Но это не вина его, а беда. Все они, Мерлины, такие. А его младший брат, Джем, еще того хуже, это уж я точно говорю. Ну, мистер Бассет наслушался всяких россказней о Джоссе и поднял целую бучу из-за покупки дома. Вот тебе и все.

В изнеможении Пейшнс откинулась на спинку стула, глаза ее молили о пощаде, лицо вытянулось и еще больше побледнело. Мэри видела, как она страдает, но с жестокостью молодости все же посмела задать еще один вопрос:

– Последний вопрос, и больше я вас тревожить не стану. Тетушка, посмотрите мне в глаза и отвечайте прямо: что это за комната там, в конце коридора, окна которой наглухо заколочены, и что привозят по ночам в "Ямайку"?

Как часто бывает в таких случаях, Мэри, едва договорив, тотчас раскаялась в том, что эти слова сорвались с ее губ. Чего бы она ни отдала, чтобы взять их обратно! Но поздно – лицо бедной женщины перекосилось, на нее было страшно и больно смотреть. В глазах застыл ужас, губы дрожали, рука судорожно схватила воротник платья.

Мэри вскочила и бросилась к ней. Опустившись подле тетушки на колени, она обняла ее, прижала к себе и стала целовать пряди ее волос.

– Простите, простите меня, не сердитесь, пожалуйста! Я дерзка и груба.

И не смею совать нос в ваши дела и донимать вас расспросами. Мне, право же, очень стыдно. Пожалуйста, пожалуйста, простите меня! Забудьте все, что я говорила.

Тетя не отвечала. Закрыв лицо руками, она сидела как каменная. Мэри тихонечко гладила ее плечи, целовала руки. Наконец тетя отняла ладони от лица. В ее глазах больше не было страха. Она как будто успокоилась. Взяла Мэри за руки, заглянула ей в лицо.
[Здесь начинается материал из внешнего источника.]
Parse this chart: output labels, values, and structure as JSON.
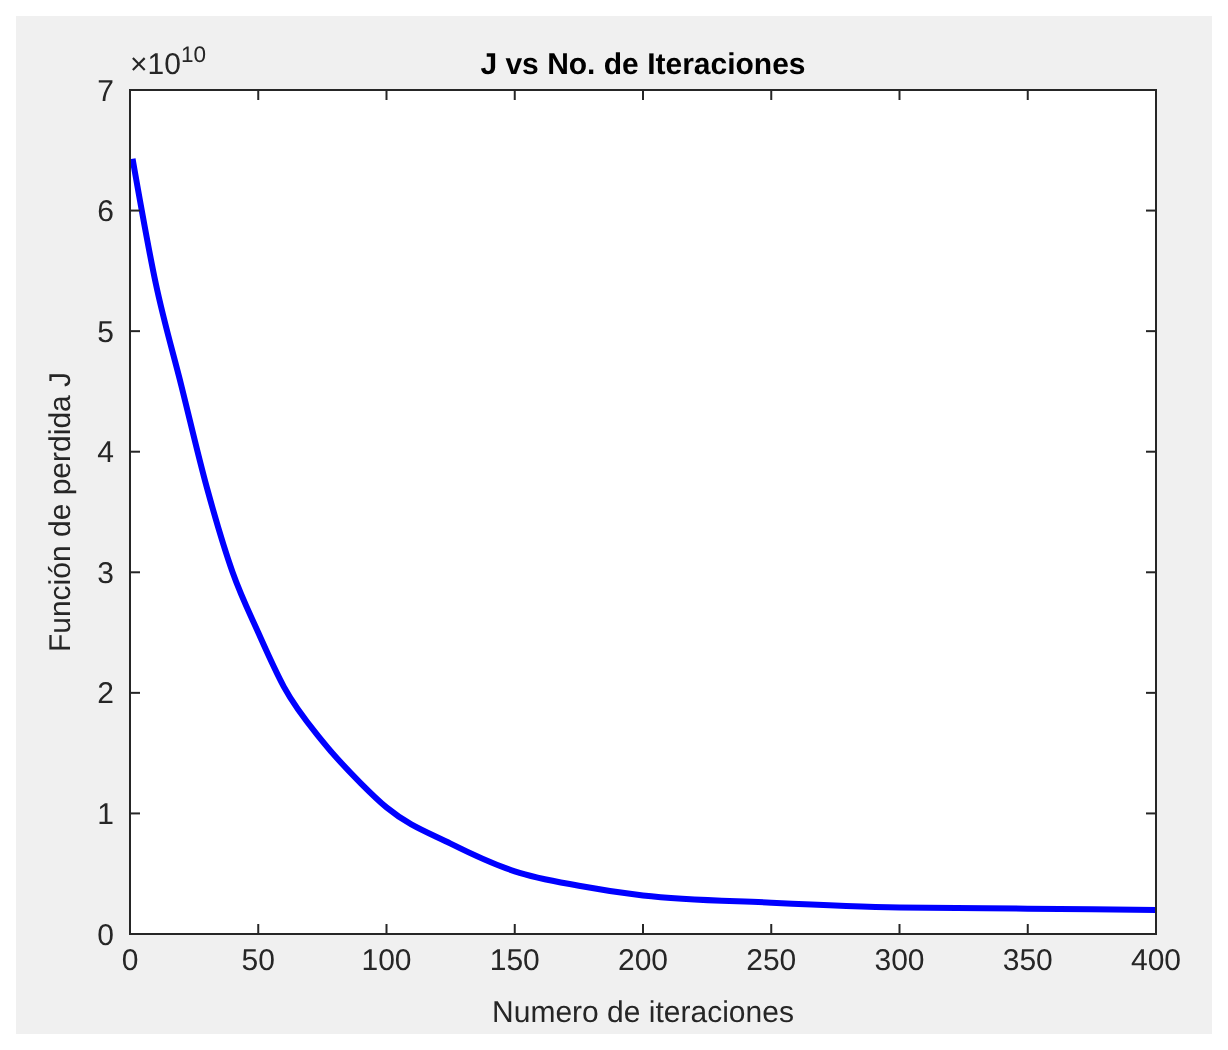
{
  "chart_data": {
    "type": "line",
    "title": "J vs No. de Iteraciones",
    "xlabel": "Numero de iteraciones",
    "ylabel": "Función de perdida J",
    "annotations": [
      "×10$^{10}$"
    ],
    "x": [
      1,
      10,
      20,
      30,
      40,
      50,
      60,
      75,
      90,
      100,
      125,
      150,
      175,
      200,
      250,
      300,
      350,
      400
    ],
    "series": [
      {
        "color": "#0000ff",
        "values": [
          6.43,
          5.4,
          4.55,
          3.7,
          3.0,
          2.5,
          2.05,
          1.6,
          1.25,
          1.05,
          0.75,
          0.52,
          0.4,
          0.32,
          0.26,
          0.22,
          0.21,
          0.2
        ]
      }
    ],
    "xlim": [
      0,
      400
    ],
    "xticks": [
      0,
      50,
      100,
      150,
      200,
      250,
      300,
      350,
      400
    ],
    "ylim": [
      0,
      7
    ],
    "yticks": [
      0,
      1,
      2,
      3,
      4,
      5,
      6,
      7
    ],
    "grid": false,
    "marker": "none",
    "line_style": "solid"
  }
}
– Мэри, – произнесла она еле слышно, сдавленным голосом, – Мэри, я не могу ответить на твои вопросы потому, что многое мне самой неизвестно. Но как племянницу, как дочь моей родной сестры, хочу тебя предостеречь. – Она бросила взгляд через плечо, словно опасаясь, что Джосс, подкравшись, подслушивает у дверей. – В "Ямайке" творятся такие дела, о которых я и обмолвиться не смею. Скверные дела, страшный грех. Себе самой страшно в этом признаться, не то что тебе рассказывать. Кое-что, живя здесь, ты все равно когда-нибудь узнаешь. Твой дядя связался с дурными людьми, которые занимаются темными делами. Порой они приезжают сюда по ночам. Тогда я слышу шаги, голоса, стук в дверь. Джосс впускает их, ведет по коридору в комнату, что заперта на замок. Из своей спальни я слышу их приглушенный разговор, а на рассвете они исчезают, будто и не бывало. Так вот, когда они появятся, оставайся у себя в комнате и лежи, заткнув уши, и ни меня, ни Джосса ни о чем не спрашивай. Ибо, знай ты хоть половину того, о чем я догадываюсь, ты бы поседела от ужаса, стала заикаться и рыдать по ночам в подушку, пришел бы конец твоей юной беспечности. Ничего от тебя не останется, станешь развалиной вроде меня.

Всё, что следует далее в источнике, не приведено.